Coste organise son ouvrage en trois parties. La première examine la LD comme compilation, en prenant en compte le sens médiéval de ce terme. La deuxième se concentre sur la LD en tant que recueil qui agrège de nombreux textes “avec connectivité et polyvalence” (31). La troisième analyse le rôle de la LD dans la formation pastorale des fidèles et, plus largement, dans la formation des “communautés textuelles” (notion empruntée à B. Stock, 31, 237). Chaque partie est ouverte par un préambule en forme de chronique révélant le destin et la perception de la LD dans plusieurs villes et à plusieurs dates, ce qui à la fois introduit les thèmes à explorer et confère à l’ouvrage un caractère poétique et vivant.
Dans le chapitre 1 de la première partie, en réfléchissant sur le genre de la compilation, Coste s’intéresse à la métanarration. Il analyse les prologues d’auteur des ouvrages compilatifs médiévaux (61-66).

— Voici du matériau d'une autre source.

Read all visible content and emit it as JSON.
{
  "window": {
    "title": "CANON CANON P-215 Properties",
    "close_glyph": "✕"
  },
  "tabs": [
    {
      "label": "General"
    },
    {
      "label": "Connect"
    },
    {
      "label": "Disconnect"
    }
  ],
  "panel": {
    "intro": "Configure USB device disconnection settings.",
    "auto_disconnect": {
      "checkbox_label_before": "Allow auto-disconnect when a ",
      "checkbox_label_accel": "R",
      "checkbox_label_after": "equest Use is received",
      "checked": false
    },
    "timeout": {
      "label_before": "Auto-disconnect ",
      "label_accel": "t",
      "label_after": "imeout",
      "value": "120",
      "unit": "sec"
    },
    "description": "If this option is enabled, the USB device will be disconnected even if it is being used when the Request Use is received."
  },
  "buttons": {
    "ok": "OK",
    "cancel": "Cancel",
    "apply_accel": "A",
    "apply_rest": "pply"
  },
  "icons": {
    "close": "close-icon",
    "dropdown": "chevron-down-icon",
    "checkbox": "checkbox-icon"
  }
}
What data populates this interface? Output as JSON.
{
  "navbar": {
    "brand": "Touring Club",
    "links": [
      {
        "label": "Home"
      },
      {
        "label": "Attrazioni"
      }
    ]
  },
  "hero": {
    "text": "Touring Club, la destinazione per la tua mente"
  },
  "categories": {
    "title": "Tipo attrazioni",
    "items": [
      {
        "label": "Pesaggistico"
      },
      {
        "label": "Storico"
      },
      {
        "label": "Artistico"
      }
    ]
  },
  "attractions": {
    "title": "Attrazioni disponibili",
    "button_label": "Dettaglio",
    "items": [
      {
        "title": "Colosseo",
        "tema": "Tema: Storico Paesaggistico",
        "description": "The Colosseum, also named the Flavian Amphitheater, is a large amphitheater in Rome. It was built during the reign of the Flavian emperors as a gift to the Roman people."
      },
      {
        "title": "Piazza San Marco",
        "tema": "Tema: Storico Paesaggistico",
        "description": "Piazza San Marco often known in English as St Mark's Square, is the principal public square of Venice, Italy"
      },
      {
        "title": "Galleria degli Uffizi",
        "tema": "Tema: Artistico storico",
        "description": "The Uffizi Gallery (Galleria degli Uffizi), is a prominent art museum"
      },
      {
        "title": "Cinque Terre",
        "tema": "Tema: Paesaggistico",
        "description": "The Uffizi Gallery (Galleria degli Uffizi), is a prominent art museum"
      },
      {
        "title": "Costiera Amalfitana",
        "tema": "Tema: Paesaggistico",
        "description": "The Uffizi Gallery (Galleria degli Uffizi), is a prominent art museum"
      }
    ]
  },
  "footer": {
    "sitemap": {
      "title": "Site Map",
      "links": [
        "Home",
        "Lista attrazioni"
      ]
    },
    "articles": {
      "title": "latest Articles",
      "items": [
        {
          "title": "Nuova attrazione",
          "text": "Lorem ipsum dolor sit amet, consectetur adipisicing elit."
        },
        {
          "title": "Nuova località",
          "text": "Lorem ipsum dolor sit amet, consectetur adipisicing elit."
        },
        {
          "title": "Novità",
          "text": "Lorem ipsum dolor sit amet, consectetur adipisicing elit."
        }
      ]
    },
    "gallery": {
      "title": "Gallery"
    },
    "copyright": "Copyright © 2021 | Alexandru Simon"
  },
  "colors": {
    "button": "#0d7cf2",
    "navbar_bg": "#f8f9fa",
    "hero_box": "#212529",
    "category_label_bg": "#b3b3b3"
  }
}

Il soutient que la compilation, dans un esprit médiéval, représente une “opération cognitive de coordination du savoir [...] de nature fondamentalement collective” et “le reflet d’une épistémologie sociale” (61). Dans le chapitre 2, il étudie les témoignages qui sont à la base d’un recueil hagiographique, ce qui fait de la LD un hypertexte hagiographique et ainsi un “témoignage au cube” (76). Attiré tout au long de son ouvrage par l’interaction entre le langage, le récit, et l’acte social, Coste propose une interprétation philosophique de ce qu’est une compilation. Il se réfère à bon nombre d’historiens médiévistes en soulignant le parallèle entre le corps des saints (et donc les reliques) et le corpus textuel (95-99). Une telle analogie, propre à la pensée médiévale, correspond très bien aux intérêts théoriques de Coste, et il l’approfondit en comparant la logique de conservation et de rassemblement à l’œuvre dans les sanctuaires avec celle qui est à l’œuvre dans les recueils hagiographiques, et en comparant reliques et récits comme autant de traces du sacré (95, 99-100). De la même manière, Coste lie “l’assemblage des sources [...avec le] rassemblement des saints” et montre joliment comment la LD inscrit “l’infini de la sainteté dans la finitude du livre” (105).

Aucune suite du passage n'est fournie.